I started programming writing Z80 assembler in the 1980s, counting T-states in order to make hard realtime code work. I wrote a graphics driver for Atari ST/TT hardware not to soon after. I think I have a pretty good idea what working in a real-time and/or resource-constrained environment means.

> This attitude of non-systems programmers is why people argue garbage collection is slow.

That is an incorrect generalization. In fact, I see plenty of inefficient code in C++ and Rust (e.g. because a lot of the workarounds for not having GC require additional copying).

> Sure they are not leaking memory, but garbage collection is not enough more efficient than reference counted as to make up for thousands of destruction's when the more complex reference counted version only had a couple.

This is some really unclear statement. If you're trying to make a connection between absence of (tracing) GC and having value types, they are not inherently related. You can have tracing GC and value types (e.g. C#) or reference counting and a lack of value types (e.g.

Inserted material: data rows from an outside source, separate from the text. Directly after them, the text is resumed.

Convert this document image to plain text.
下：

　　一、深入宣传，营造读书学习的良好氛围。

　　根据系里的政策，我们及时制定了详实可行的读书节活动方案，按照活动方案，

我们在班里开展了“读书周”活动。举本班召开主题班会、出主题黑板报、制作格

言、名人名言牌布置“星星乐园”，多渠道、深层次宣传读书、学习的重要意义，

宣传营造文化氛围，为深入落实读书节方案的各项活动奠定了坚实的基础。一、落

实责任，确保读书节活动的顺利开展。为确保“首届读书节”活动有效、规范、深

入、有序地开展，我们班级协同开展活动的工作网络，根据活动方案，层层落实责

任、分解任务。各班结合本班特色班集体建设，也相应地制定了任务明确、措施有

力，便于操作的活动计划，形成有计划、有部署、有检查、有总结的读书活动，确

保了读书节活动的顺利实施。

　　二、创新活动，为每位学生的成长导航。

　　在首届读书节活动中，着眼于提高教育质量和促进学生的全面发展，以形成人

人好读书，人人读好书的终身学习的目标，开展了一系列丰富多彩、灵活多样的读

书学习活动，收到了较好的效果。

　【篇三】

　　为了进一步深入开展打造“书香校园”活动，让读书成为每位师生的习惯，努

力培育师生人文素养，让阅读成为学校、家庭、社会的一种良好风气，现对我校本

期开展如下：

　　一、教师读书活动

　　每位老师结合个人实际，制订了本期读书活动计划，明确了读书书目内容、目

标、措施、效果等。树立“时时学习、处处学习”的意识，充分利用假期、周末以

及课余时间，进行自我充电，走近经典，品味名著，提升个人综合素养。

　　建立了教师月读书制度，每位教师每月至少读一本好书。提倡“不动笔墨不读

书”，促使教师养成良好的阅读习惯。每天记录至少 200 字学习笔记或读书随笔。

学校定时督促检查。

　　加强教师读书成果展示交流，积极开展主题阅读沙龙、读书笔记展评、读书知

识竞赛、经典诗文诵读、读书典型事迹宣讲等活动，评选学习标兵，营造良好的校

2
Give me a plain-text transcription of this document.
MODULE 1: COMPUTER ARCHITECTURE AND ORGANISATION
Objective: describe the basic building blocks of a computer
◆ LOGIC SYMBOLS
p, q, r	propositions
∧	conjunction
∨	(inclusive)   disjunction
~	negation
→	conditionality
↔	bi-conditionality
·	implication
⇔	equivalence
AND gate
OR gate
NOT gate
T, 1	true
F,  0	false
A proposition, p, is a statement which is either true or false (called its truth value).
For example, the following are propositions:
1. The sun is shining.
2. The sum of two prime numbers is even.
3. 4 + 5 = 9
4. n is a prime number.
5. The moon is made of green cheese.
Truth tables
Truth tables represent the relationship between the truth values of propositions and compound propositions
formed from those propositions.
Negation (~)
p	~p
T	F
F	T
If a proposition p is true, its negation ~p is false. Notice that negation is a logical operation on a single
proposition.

Python).

What is true is that in general memory allocation is relatively expensive, so you want to avoid unnecessarily allocating objects, but that's true regardless of whether you use malloc()/free() or a garbage collector and the strategies for dealing with that are the same in both cases.

> Yes the code is more complex, but it is also faster and that is a trade off I'll take.

Again, this is an untrue generalization.